Por Janio de Freitas*
A privatização de partes da Petrobras, até deixar apenas o talo, é
um dos poucos itens de política econômica confirmados pelos planejadores
do futuro governo e pelo próprio Jair Bolsonaro, mas outra vez com
dispensa de uma obrigação preliminar. Tal como nos negócios do governo
Fernando Henrique com empresas do Estado.
Por que à época
vender a Vale, de alta lucratividade e, portanto, de dupla contribuição
para os cofres públicos, em impostos e em rentabilidade de acionista?
Não foi dito ao país. E o destino prometido para o resultado da venda
era falso, jamais se informando ao país o fim dado à dinheirama.
A ideia de esquartejar a Petrobras não é nova. Subiu à tona nas águas
da Lava Jato e começou a se efetivar na ilusória salvação que Michel
Temer impôs à empresa. A BR Distribuidora e as refinarias, agora citadas
para iniciar a privatização das mutilações, são duas minas de lucros.

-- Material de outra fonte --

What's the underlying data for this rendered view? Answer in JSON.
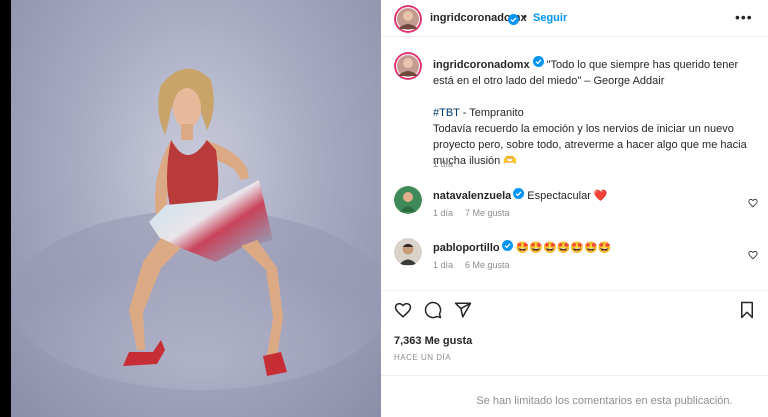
{
  "post": {
    "username": "ingridcoronadomx",
    "follow_label": "Seguir",
    "separator": "•",
    "more_label": "•••"
  },
  "caption": {
    "username": "ingridcoronadomx",
    "quote": "\"Todo lo que siempre has querido tener está en el otro lado del miedo\" – George Addair",
    "hashtag": "#TBT",
    "hashtag_suffix": " - Tempranito",
    "body": "Todavía recuerdo la emoción y los nervios de iniciar un nuevo proyecto pero, sobre todo, atreverme a hacer algo que me hacia mucha ilusión 🫶",
    "time": "1 día"
  },
  "comments": [
    {
      "username": "natavalenzuela",
      "text": "Espectacular ❤️",
      "time": "1 día",
      "likes": "7 Me gusta"
    },
    {
      "username": "pabloportillo",
      "text": "🤩🤩🤩🤩🤩🤩🤩",
      "time": "1 día",
      "likes": "6 Me gusta"
    }
  ],
  "likes_count": "7,363 Me gusta",
  "time_ago": "HACE UN DÍA",
  "comments_limited": "Se han limitado los comentarios en esta publicación.",
  "colors": {
    "accent": "#0095f6",
    "verified": "#0095f6",
    "muted": "#8e8e8e",
    "text": "#262626",
    "hashtag": "#00376b"
  }
}
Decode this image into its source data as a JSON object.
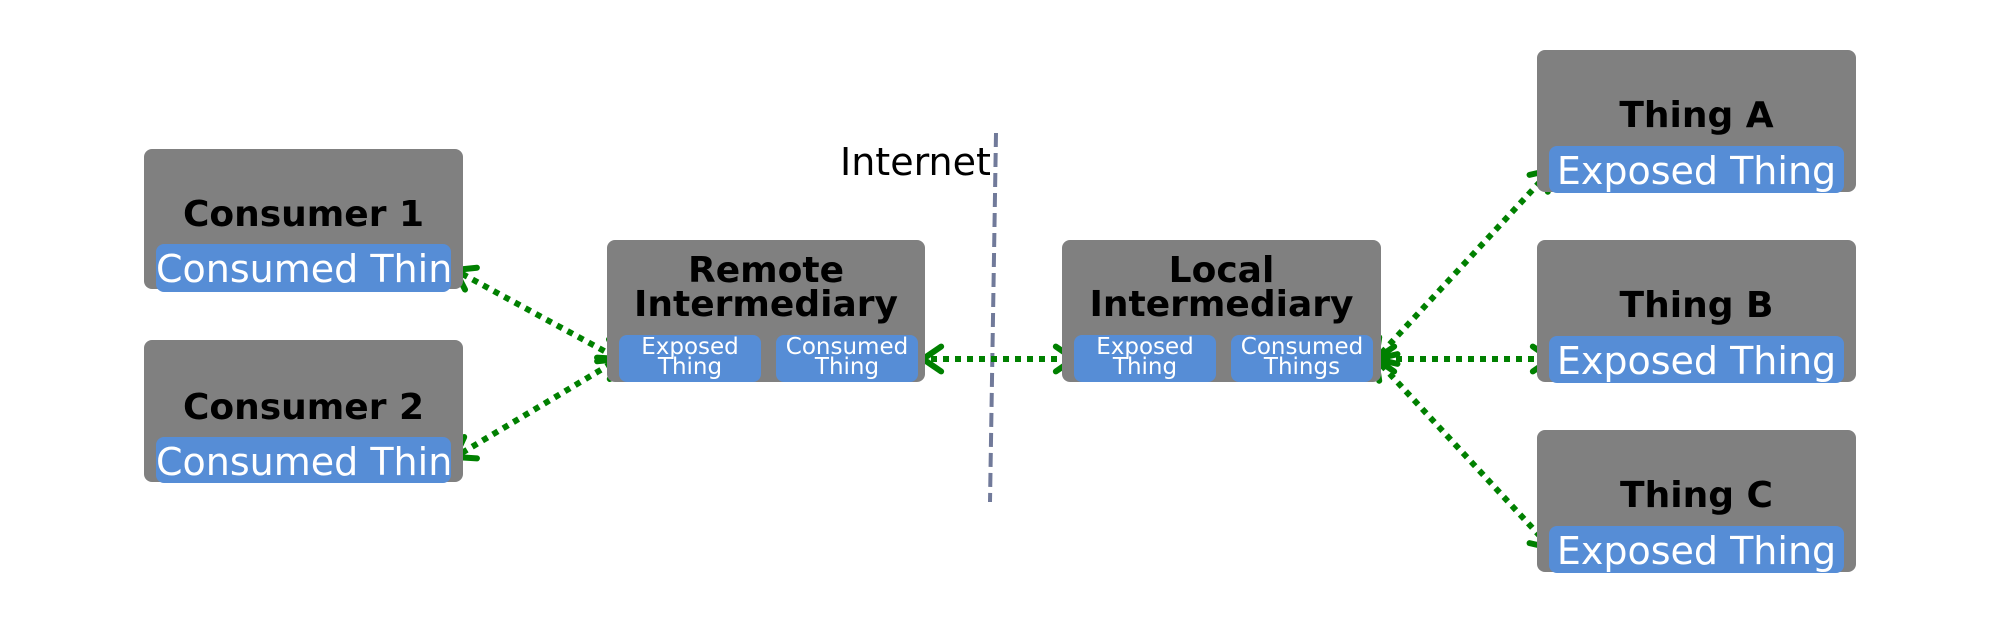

Equipadas, organizadas, com matéria-prima e clientela garantidas, sem
exigir investimento algum, não pedem mais do que a atividade atual para
produzir altos lucros. Não dão motivo para sua venda.
A Petrobras
as perderá com motivos para mantê-las. A rentabilidade da distribuidora
e das refinarias deu forte contribuição às montanhas de recursos
financeiros necessários à prospecção e à exploração do pré-sal.
Reprimido no seu "tudo vai ser privatizado" —em resposta como candidato
sobre o futuro da Petrobras—, Bolsonaro diz que "a empresa vai se
dedicar só à produção de mais petróleo". Mas depois de perder duas
fontes dos recursos necessários a tal objetivo. E os cofres públicos
deixam de receber os lucros do Estado como acionista da Petrobras e suas
subsidiárias.
A sanha das privatizações, imposta pelo
neoliberalismo e seu "capitalismo financeiro", já postos sob acusações
graves por danos a muitos povos, tem muito o que privatizar, ou mesmo
fechar, antes de suprimir fontes de recursos adicionais para a carente
administração pública.
Ainda assim, voltados para um lado, os
neoliberais gritam pelo corte de gastos, por falta de recursos;
viram-se, e berram pela extinção de fontes de recursos. Não é de
economia, sua pretensa especialidade, que estão falando. É de política,
de necessidades da população, de objetivos do país —e de interesses de
grupos nacionais e internacionais.
Chegar ao governo, seja por
eleição ou nomeação, não autoriza a pensar e conduzir-se como novo
possuidor do que, sob a guarda do Estado, continua a ser patrimônio
público. No Brasil essa noção, fraca no passado remoto, esvaiu-se por
completo em nosso tempo.
Meia dúzia de governantes e
planejadores decidem à vontade a destinação de patrimônios, vitais
tantos deles, que custaram sacrifícios, esforços e muito tempo às
gerações.
É o caso do conhecimento e das riquezas alcançadas
pela Petrobras. E de certa paz, mantida à distância a ferocidade das
ambições e disputas dos grupos magnatas do petróleo.
Integrados
na brava campanha "O petróleo é nosso", que teve o Clube Militar como
sua fortaleza, os militares foram decisivos para a existência da
Petrobras e, daí, para a potência petrolífera que o Brasil é hoje. Não é
irônico que sejam militares a ameaçar a existência da Petrobras e mesmo
a riqueza petrolífera do pré-sal.
*Jornalista - publicado originalmente no jornal Folha de S. Paulo.